Pasó medio día, y allí estaba en aquella gran
ciudad con altos edificios, con ventanas infinitas, rodeado de gigantes de
metal que le amenazaban con sus enormes brazos, con aquellos ojos grises que le
sepultaban en el asfalto, le aplastaban. Desenvainó su espada y brilló su filo
en plena calle donde los taxis y los coches le mareaban. Hacía tiempo que no
viajaba a la gran ciudad. Le costaría adaptarse si al final llegaba a conseguir
ese puesto de trabajo, pero estaba convencido, seguro de su poder. El futuro, honrar
a aquellos que siempre confiaron en él pesaba mucho más que el miedo, que la
penumbra de aquel sitio. Sacó su mapa de
piel de cordero, y buscó el punto exacto donde debía de acudir. Se cruzó con
mercaderes, con bellas mujeres de dulces andares, con hombres de mala calaña, con caballeros de
impecable forma. No desvió jamás la mirada, su objetivo estaba marcado, sus
ojos eran únicamente el camino que le conduciría a su destino, procuró que no
hubiese nada más en su cabeza que la
victoria.
Puso su bota en la cruz que fijaba el mapa.
Subió a la torre del un castillo de metal donde le esperaban los jueces. Una mujer de
largos cabellos rubios le indicó la sala. La puerta se abrió ante él, trago
saliva, la habitación era de enormes dimensiones con cuidados y sofisticados
muebles. Un ventanal dejaba pasar los rayos del sol, y bajo la luz, tres jueces
de aspecto crudo, reptil, con impecables ropajes y restirados peinados le
esperaban. Sintió la señal de su amada guardada bajo su armadura, una multitud
de imagines de aquellos tiempos donde
las horas se le hacían eternas entre libros y manuales le golpeó la cabeza, le agitó el corazón y le
avivó la sangre. Tiró de honor, de coraje y se mostró ante los inquebrantables
jueces, luchó contra ellos, contra sus afiladas lenguas, resolvió todo
acertijo, toda trampa.

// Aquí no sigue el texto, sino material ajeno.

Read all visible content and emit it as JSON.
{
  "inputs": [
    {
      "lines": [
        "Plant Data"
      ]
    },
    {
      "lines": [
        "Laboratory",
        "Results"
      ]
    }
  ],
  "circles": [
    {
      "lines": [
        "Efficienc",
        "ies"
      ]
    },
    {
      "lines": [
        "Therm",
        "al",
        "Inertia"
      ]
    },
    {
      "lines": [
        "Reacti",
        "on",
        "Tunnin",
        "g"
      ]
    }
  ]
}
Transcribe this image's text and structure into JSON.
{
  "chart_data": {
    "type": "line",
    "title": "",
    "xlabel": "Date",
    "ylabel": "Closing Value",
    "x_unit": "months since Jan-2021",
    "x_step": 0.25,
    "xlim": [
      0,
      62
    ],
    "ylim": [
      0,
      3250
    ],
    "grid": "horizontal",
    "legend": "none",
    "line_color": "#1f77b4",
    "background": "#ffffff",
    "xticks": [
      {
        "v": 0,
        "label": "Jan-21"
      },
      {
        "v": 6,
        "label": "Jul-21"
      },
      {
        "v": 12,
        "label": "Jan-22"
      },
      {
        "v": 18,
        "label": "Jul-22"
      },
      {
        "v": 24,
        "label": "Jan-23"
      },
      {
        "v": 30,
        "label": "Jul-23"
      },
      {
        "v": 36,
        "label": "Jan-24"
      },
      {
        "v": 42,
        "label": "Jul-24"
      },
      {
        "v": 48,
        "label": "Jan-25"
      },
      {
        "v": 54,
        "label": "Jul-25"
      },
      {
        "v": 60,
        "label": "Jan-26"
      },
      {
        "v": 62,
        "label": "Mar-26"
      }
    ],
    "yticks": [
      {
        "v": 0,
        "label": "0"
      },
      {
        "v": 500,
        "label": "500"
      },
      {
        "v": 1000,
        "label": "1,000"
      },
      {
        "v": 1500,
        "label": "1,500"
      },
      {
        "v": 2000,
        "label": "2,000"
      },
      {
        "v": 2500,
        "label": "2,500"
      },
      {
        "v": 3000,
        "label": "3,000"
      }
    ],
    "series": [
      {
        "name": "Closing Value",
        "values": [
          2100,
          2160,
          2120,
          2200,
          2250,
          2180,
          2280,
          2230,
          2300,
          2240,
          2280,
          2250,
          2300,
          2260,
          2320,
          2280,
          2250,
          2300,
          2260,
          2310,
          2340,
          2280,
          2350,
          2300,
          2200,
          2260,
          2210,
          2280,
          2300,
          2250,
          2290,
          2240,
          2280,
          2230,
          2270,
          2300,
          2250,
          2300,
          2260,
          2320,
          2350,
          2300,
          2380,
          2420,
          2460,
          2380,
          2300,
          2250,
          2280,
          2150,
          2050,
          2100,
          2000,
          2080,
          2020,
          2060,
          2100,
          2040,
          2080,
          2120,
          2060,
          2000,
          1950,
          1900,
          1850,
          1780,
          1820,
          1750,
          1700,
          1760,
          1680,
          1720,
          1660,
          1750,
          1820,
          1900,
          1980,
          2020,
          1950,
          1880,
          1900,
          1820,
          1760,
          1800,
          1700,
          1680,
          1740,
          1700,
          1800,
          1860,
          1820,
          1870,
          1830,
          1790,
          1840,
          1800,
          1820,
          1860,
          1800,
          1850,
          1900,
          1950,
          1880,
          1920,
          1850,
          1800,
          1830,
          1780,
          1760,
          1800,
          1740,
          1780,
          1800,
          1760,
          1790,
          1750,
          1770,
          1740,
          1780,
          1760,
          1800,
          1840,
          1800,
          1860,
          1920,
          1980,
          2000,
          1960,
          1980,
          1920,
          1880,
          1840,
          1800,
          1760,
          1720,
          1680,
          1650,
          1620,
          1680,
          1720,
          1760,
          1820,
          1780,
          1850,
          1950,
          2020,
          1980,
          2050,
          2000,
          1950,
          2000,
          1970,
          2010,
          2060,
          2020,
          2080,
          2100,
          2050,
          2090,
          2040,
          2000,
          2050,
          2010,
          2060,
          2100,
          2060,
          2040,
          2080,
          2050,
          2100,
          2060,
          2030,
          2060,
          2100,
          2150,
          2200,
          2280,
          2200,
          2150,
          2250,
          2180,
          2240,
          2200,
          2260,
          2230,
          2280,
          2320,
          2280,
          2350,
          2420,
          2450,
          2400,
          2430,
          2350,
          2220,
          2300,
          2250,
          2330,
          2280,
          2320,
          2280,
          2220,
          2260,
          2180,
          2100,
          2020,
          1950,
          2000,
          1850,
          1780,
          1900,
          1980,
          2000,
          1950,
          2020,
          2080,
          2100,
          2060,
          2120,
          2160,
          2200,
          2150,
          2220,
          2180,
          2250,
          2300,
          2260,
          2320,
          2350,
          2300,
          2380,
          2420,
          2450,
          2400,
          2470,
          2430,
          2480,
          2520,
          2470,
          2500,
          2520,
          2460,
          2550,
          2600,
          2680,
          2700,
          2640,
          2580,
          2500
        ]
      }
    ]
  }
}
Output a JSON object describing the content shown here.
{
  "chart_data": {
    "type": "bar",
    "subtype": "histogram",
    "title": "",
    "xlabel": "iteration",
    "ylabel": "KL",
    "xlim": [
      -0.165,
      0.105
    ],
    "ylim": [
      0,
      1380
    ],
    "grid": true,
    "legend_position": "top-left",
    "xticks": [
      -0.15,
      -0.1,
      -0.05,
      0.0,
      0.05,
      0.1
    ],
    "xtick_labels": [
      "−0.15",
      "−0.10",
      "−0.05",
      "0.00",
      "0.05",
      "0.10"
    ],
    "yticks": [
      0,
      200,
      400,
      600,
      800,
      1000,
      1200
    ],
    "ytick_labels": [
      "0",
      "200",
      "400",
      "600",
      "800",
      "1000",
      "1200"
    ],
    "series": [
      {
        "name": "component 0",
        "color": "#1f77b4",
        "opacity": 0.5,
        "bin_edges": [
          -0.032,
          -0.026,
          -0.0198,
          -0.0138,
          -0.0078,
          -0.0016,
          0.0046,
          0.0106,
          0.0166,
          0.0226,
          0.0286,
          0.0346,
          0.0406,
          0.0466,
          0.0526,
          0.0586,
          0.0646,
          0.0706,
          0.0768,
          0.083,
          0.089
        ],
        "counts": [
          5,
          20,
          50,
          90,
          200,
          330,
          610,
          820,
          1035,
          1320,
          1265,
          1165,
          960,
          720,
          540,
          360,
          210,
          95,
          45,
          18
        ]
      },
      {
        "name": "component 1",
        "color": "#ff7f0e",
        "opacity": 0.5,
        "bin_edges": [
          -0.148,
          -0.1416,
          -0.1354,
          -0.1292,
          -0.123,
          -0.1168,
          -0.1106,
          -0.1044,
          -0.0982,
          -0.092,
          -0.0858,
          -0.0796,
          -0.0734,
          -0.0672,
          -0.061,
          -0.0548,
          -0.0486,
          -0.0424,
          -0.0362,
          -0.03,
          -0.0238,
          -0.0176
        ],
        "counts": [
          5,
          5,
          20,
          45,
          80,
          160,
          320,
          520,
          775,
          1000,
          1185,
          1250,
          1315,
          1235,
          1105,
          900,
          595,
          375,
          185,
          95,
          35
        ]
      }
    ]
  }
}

La entrevista se hizo eterna, la presión fue asfixiante,
pero algo le decía que había salido bien. No flaqueó en ningún momento, no se
dejó llevar por el temor. Volvió con la cabeza alta, con paso firme y
apretando su mandíbula. Se desvistió de la armadura y regreso a los quehaceres
que durante aquellos duros años desempeñaba.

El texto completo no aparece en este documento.